Gastou tanto que não sobrou nada. Nem um pingo. Virou, chacoalhou e, assustado, reconheceu. Acabou mesmo. Ficou mal. Sentiu dores no peito e nós na garganta. Olhou de novo. Lembrou dela inteirinha, à mão. Deixou que secasse. Sente falta. Não acreditou que o uso e abuso seriam capazes de extinguir o conteúdo. Corroía. Dias mais, dias menos, metia a mão por dentro. Arrancava e arranhava. Queria ter sido avisado. Que, próximo ao esgotamento, tivessem acendido a luz. Ficaria claro que cairia em desgraça. Que chegaria ao fim.

Garrafa

Rabanada no alho com esfirra de maionese. Pudim de empadão. Sorvete de ovo frito, suco de azeitona e carne de monstro. Comeu sem saber direito.

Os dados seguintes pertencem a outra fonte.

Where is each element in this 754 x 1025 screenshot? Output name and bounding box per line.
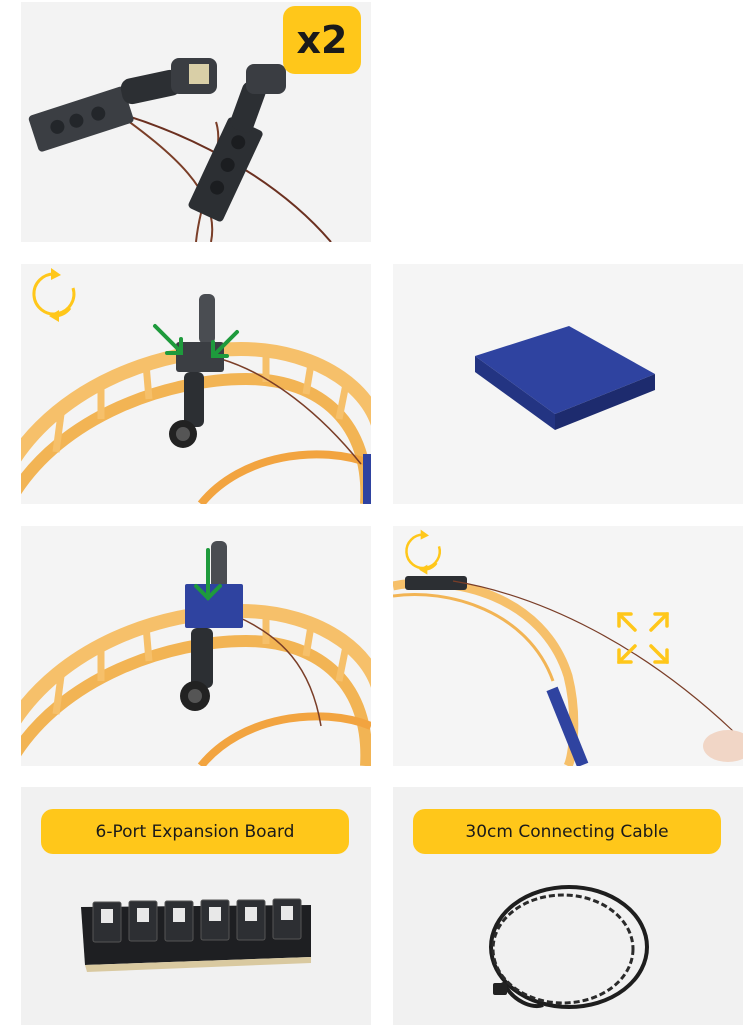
quantity-badge: x2: [283, 6, 361, 74]
part-panel-cable: 30cm Connecting Cable: [393, 787, 743, 1025]
blue-tile-photo: [393, 264, 743, 504]
step-panel-4: [21, 526, 371, 766]
step-panel-5: [393, 526, 743, 766]
step-panel-2: [21, 264, 371, 504]
insert-arrow-icon: [194, 548, 222, 601]
cable-photo: [489, 885, 649, 1009]
expansion-board-photo: [81, 898, 311, 972]
expand-arrows-icon: [617, 612, 669, 664]
rotate-icon: [405, 529, 441, 575]
rotate-icon: [32, 268, 76, 322]
step-panel-1: x2: [21, 2, 371, 242]
step-panel-3: [393, 264, 743, 504]
insert-arrow-icon: [153, 324, 239, 358]
part-panel-expansion-board: 6-Port Expansion Board: [21, 787, 371, 1025]
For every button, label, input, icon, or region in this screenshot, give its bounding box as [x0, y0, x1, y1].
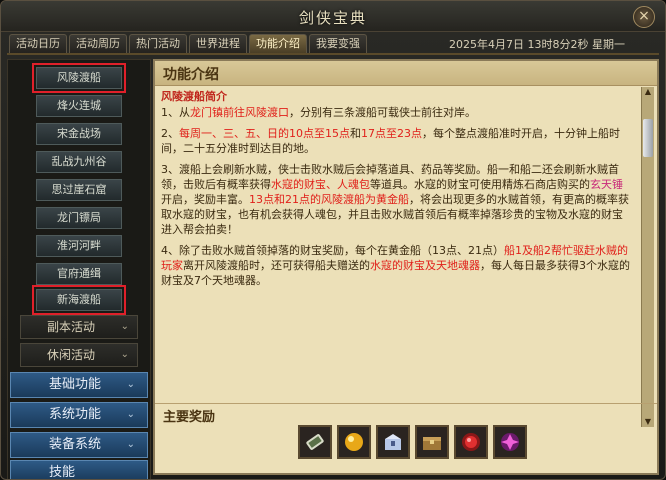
- blue-chest-icon: [385, 434, 401, 450]
- main-category-label: 基础功能: [49, 377, 102, 392]
- window-title: 剑侠宝典: [298, 9, 367, 27]
- scroll-icon: [306, 434, 324, 450]
- chevron-down-icon: ⌄: [126, 379, 135, 390]
- chevron-down-icon: ⌄: [120, 349, 129, 360]
- tab-hot-activities[interactable]: 热门活动: [129, 34, 187, 53]
- reward-slot-purple-gem[interactable]: [493, 425, 527, 459]
- datetime-display: 2025年4月7日 13时8分2秒 星期一: [449, 38, 625, 51]
- close-button[interactable]: ×: [633, 6, 655, 28]
- content-header: 功能介绍: [155, 61, 657, 86]
- chevron-down-icon: ⌄: [120, 321, 129, 332]
- purple-gem-icon: [501, 433, 519, 451]
- sidebar-item-longmen-escort[interactable]: 龙门镖局: [36, 207, 122, 229]
- section-subhead: 风陵渡船简介: [161, 90, 227, 103]
- main-category-basic[interactable]: 基础功能 ⌄: [10, 372, 148, 398]
- chevron-down-icon: ⌄: [126, 409, 135, 420]
- sidebar-item-huaihe-riverside[interactable]: 淮河河畔: [36, 235, 122, 257]
- jianxia-baodian-window: 剑侠宝典 × 活动日历 活动周历 热门活动 世界进程 功能介绍 我要变强 202…: [0, 0, 666, 480]
- main-category-label: 系统功能: [49, 407, 102, 422]
- main-category-skills[interactable]: 技能: [10, 460, 148, 480]
- title-bar: 剑侠宝典 ×: [1, 1, 665, 32]
- sidebar-item-luanzhan-jiuzhou[interactable]: 乱战九州谷: [36, 151, 122, 173]
- sidebar-item-fengling-ferry[interactable]: 风陵渡船: [32, 63, 126, 93]
- tab-underline: [7, 53, 659, 55]
- main-category-label: 技能: [49, 465, 76, 480]
- tab-feature-intro[interactable]: 功能介绍: [249, 34, 307, 53]
- sidebar: 风陵渡船 烽火连城 宋金战场 乱战九州谷 思过崖石窟 龙门镖局 淮河河畔 官府通…: [7, 59, 151, 480]
- category-label: 休闲活动: [47, 348, 96, 362]
- paragraph-3: 3、渡船上会刷新水贼，侠士击败水贼后会掉落道具、药品等奖励。船一和船二还会刷新水…: [161, 163, 629, 236]
- scroll-up-arrow-icon[interactable]: ▲: [642, 87, 654, 97]
- main-category-label: 装备系统: [49, 437, 102, 452]
- content-panel: 功能介绍 风陵渡船简介 1、从龙门镇前往风陵渡口，分别有三条渡船可载侠士前往对岸…: [153, 59, 659, 475]
- reward-slot-wooden-chest[interactable]: [415, 425, 449, 459]
- rewards-row: [298, 425, 527, 459]
- reward-slot-red-gem[interactable]: [454, 425, 488, 459]
- reward-slot-scroll[interactable]: [298, 425, 332, 459]
- main-category-system[interactable]: 系统功能 ⌄: [10, 402, 148, 428]
- wooden-chest-icon: [423, 437, 441, 450]
- tab-bar: 活动日历 活动周历 热门活动 世界进程 功能介绍 我要变强: [9, 34, 367, 54]
- category-dungeon-activities[interactable]: 副本活动 ⌄: [20, 315, 138, 339]
- paragraph-2: 2、每周一、三、五、日的10点至15点和17点至23点，每个整点渡船准时开启，十…: [161, 127, 620, 155]
- scrollbar-thumb[interactable]: [643, 119, 653, 157]
- tab-activity-calendar[interactable]: 活动日历: [9, 34, 67, 53]
- gold-orb-icon: [345, 433, 363, 451]
- red-gem-icon: [462, 433, 480, 451]
- category-label: 副本活动: [47, 320, 96, 334]
- content-title: 功能介绍: [163, 67, 219, 83]
- paragraph-1: 1、从龙门镇前往风陵渡口，分别有三条渡船可载侠士前往对岸。: [161, 106, 476, 119]
- sidebar-item-official-wanted[interactable]: 官府通缉: [36, 263, 122, 285]
- content-scrollbar[interactable]: ▲ ▼: [641, 87, 654, 427]
- content-body: 风陵渡船简介 1、从龙门镇前往风陵渡口，分别有三条渡船可载侠士前往对岸。 2、每…: [161, 89, 633, 419]
- category-leisure-activities[interactable]: 休闲活动 ⌄: [20, 343, 138, 367]
- sidebar-item-siguoya-cave[interactable]: 思过崖石窟: [36, 179, 122, 201]
- sidebar-item-fenghuo-liancheng[interactable]: 烽火连城: [36, 95, 122, 117]
- main-category-equipment[interactable]: 装备系统 ⌄: [10, 432, 148, 458]
- tab-activity-weekly[interactable]: 活动周历: [69, 34, 127, 53]
- rewards-header: 主要奖励: [155, 403, 657, 425]
- chevron-down-icon: ⌄: [126, 439, 135, 450]
- sidebar-item-songjin-battlefield[interactable]: 宋金战场: [36, 123, 122, 145]
- reward-slot-gold-orb[interactable]: [337, 425, 371, 459]
- rewards-title: 主要奖励: [163, 410, 216, 425]
- sidebar-item-xinhai-ferry[interactable]: 新海渡船: [32, 285, 126, 315]
- tab-world-progress[interactable]: 世界进程: [189, 34, 247, 53]
- tab-get-stronger[interactable]: 我要变强: [309, 34, 367, 53]
- reward-slot-blue-chest[interactable]: [376, 425, 410, 459]
- paragraph-4: 4、除了击败水贼首领掉落的财宝奖励，每个在黄金船（13点、21点）船1及船2帮忙…: [161, 244, 630, 287]
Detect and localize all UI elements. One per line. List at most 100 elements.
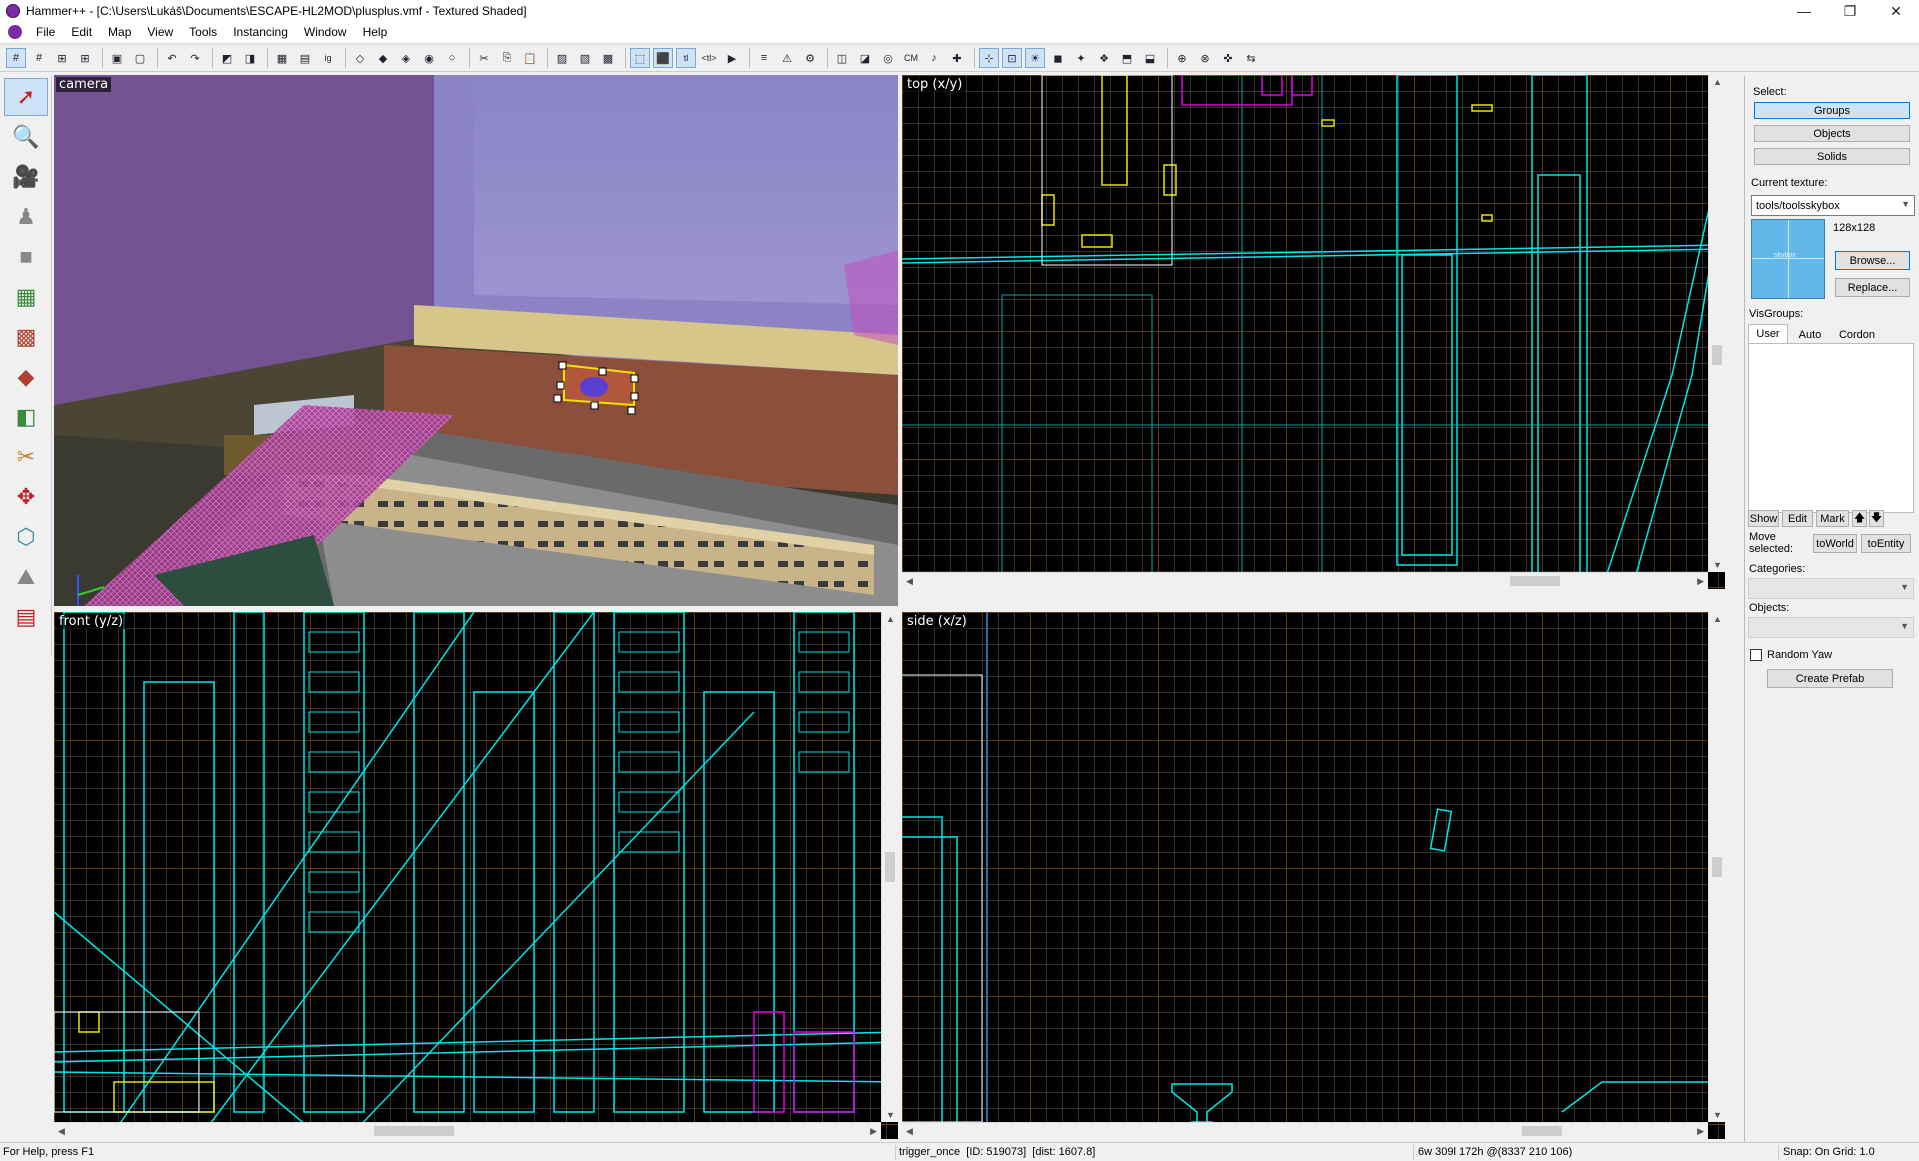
hide-selected-icon[interactable]: ◇ (350, 48, 370, 68)
ungroup-icon[interactable]: ▢ (130, 48, 150, 68)
check-problems-icon[interactable]: ⚠ (777, 48, 797, 68)
run-map-icon[interactable]: ▶ (722, 48, 742, 68)
cm-icon[interactable]: CM (901, 48, 921, 68)
side-viewport[interactable]: side (x/z) ▲ ▼ ◀ ▶ (902, 612, 1725, 1139)
cubemaps-icon[interactable]: ◎ (878, 48, 898, 68)
visgroups-show-button[interactable]: Show (1748, 510, 1779, 527)
scroll-up-icon[interactable]: ▲ (1713, 614, 1722, 624)
menu-map[interactable]: Map (100, 25, 139, 39)
magnify-tool-icon[interactable]: 🔍 (4, 118, 48, 156)
minimize-button[interactable]: — (1781, 0, 1827, 22)
to-world-button[interactable]: toWorld (1813, 534, 1857, 553)
texture-tool-icon[interactable]: ▦ (4, 278, 48, 316)
camera-tool-icon[interactable]: 🎥 (4, 158, 48, 196)
menu-help[interactable]: Help (355, 25, 396, 39)
models-icon[interactable]: ◼ (1048, 48, 1068, 68)
clip-tool-icon[interactable]: ✂ (4, 438, 48, 476)
displacement-tool-icon[interactable]: ⛰ (4, 558, 48, 596)
top-vertical-scrollbar[interactable]: ▲ ▼ (1708, 75, 1725, 572)
selection-tool-icon[interactable]: ➚ (4, 78, 48, 116)
entity-report-icon[interactable]: ≡ (754, 48, 774, 68)
current-texture-combo[interactable]: tools/toolsskybox ▼ (1751, 195, 1915, 216)
arrow-down-icon[interactable]: 🡇 (1869, 510, 1884, 527)
overlay-tool-icon[interactable]: ◧ (4, 398, 48, 436)
cordon-icon[interactable]: ◫ (832, 48, 852, 68)
grid-3d-icon[interactable]: # (29, 48, 49, 68)
top-viewport[interactable]: top (x/y) ▲ ▼ ◀ ▶ (902, 75, 1725, 589)
sound-tool-icon[interactable]: ♪ (924, 48, 944, 68)
tab-visgroups-auto[interactable]: Auto (1790, 326, 1830, 343)
decals-icon[interactable]: ❖ (1094, 48, 1114, 68)
scroll-thumb[interactable] (1712, 857, 1722, 877)
particles-icon[interactable]: ✦ (1071, 48, 1091, 68)
scroll-up-icon[interactable]: ▲ (1713, 77, 1722, 87)
to-entity-button[interactable]: toEntity (1861, 534, 1911, 553)
scroll-right-icon[interactable]: ▶ (1697, 576, 1704, 587)
texlight-icon[interactable]: ☀ (1025, 48, 1045, 68)
select-bbox-icon[interactable]: ⬚ (630, 48, 650, 68)
select-objects-button[interactable]: Objects (1754, 125, 1910, 142)
vertex-tool-icon[interactable]: ✥ (4, 478, 48, 516)
visgroup-icon[interactable]: ◉ (419, 48, 439, 68)
tl-icon[interactable]: tl (676, 48, 696, 68)
create-prefab-button[interactable]: Create Prefab (1767, 669, 1893, 688)
camera-viewport[interactable]: camera (54, 75, 898, 606)
arrow-up-icon[interactable]: 🡅 (1852, 510, 1867, 527)
visgroups-mark-button[interactable]: Mark (1816, 510, 1849, 527)
texture-lock-icon[interactable]: ▦ (272, 48, 292, 68)
group-icon[interactable]: ▣ (107, 48, 127, 68)
quick-hide-icon[interactable]: ○ (442, 48, 462, 68)
side-horizontal-scrollbar[interactable]: ◀ ▶ (902, 1122, 1708, 1139)
categories-combo[interactable]: ▼ (1748, 578, 1914, 599)
scroll-right-icon[interactable]: ▶ (870, 1126, 877, 1137)
replace-button[interactable]: Replace... (1835, 278, 1910, 297)
texture-preview[interactable]: skybox (1751, 219, 1825, 299)
menu-view[interactable]: View (139, 25, 181, 39)
document-icon[interactable] (8, 25, 22, 39)
hollow-icon[interactable]: ◨ (240, 48, 260, 68)
portal-icon[interactable]: ⊕ (1172, 48, 1192, 68)
ig-icon[interactable]: ig (318, 48, 338, 68)
grid-smaller-icon[interactable]: ⊞ (52, 48, 72, 68)
nodes-icon[interactable]: ⊗ (1195, 48, 1215, 68)
menu-edit[interactable]: Edit (63, 25, 100, 39)
visgroups-edit-button[interactable]: Edit (1782, 510, 1813, 527)
apply-texture-tool-icon[interactable]: ▩ (4, 318, 48, 356)
cordon-tool-icon[interactable]: ▤ (4, 598, 48, 636)
scroll-up-icon[interactable]: ▲ (886, 614, 895, 624)
front-viewport[interactable]: front (y/z) ▲ ▼ ◀ ▶ (54, 612, 898, 1139)
split-icon[interactable]: ⇆ (1241, 48, 1261, 68)
scroll-thumb[interactable] (374, 1126, 454, 1136)
tool-block-icon[interactable]: ▩ (598, 48, 618, 68)
close-button[interactable]: ✕ (1873, 0, 1919, 22)
scroll-right-icon[interactable]: ▶ (1697, 1126, 1704, 1137)
scroll-down-icon[interactable]: ▼ (1713, 560, 1722, 570)
tb-icon[interactable]: <tl> (699, 48, 719, 68)
block-tool-icon[interactable]: ■ (4, 238, 48, 276)
tool-vertex-icon[interactable]: ▨ (552, 48, 572, 68)
menu-file[interactable]: File (28, 25, 63, 39)
compile-icon[interactable]: ⚙ (800, 48, 820, 68)
carve-icon[interactable]: ◩ (217, 48, 237, 68)
snap-icon[interactable]: ⊹ (979, 48, 999, 68)
decal-tool-icon[interactable]: ◆ (4, 358, 48, 396)
scroll-thumb[interactable] (1510, 576, 1560, 586)
top-horizontal-scrollbar[interactable]: ◀ ▶ (902, 572, 1708, 589)
entity-tool-icon[interactable]: ♟ (4, 198, 48, 236)
hide-unselected-icon[interactable]: ◆ (373, 48, 393, 68)
objects-combo[interactable]: ▼ (1748, 617, 1914, 638)
entity-helpers-icon[interactable]: ✚ (947, 48, 967, 68)
navmesh-icon[interactable]: ✜ (1218, 48, 1238, 68)
menu-window[interactable]: Window (296, 25, 355, 39)
redo-icon[interactable]: ↷ (185, 48, 205, 68)
title-bar[interactable]: Hammer++ - [C:\Users\Lukáš\Documents\ESC… (0, 0, 1919, 22)
select-groups-button[interactable]: Groups (1754, 102, 1910, 119)
scroll-left-icon[interactable]: ◀ (58, 1126, 65, 1137)
paste-icon[interactable]: 📋 (520, 48, 540, 68)
browse-button[interactable]: Browse... (1835, 251, 1910, 270)
menu-instancing[interactable]: Instancing (225, 25, 296, 39)
instances-icon[interactable]: ⬓ (1140, 48, 1160, 68)
front-horizontal-scrollbar[interactable]: ◀ ▶ (54, 1122, 881, 1139)
cut-icon[interactable]: ✂ (474, 48, 494, 68)
tool-clip-icon[interactable]: ▧ (575, 48, 595, 68)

Viu que tava na mesa e, sem frescura, ingeriu. Não achou ruim não. O estômago reagiu bem, acordou tranquilo e ficou na boa. Quibe de garrafa. Pasta de gelo e torrada de alpiste. Limpou o prato. Na casa dos pais, de noite, arroz com feijão. Frango grelhado, batata frita e farofa. Achou tão sem graça que, na refeição seguinte, revisitou a culinária insólita. Laranja corada. Sopa de amendoim na chapa, leite de peixe e salada de porco à moda boi. Sal de goiabada.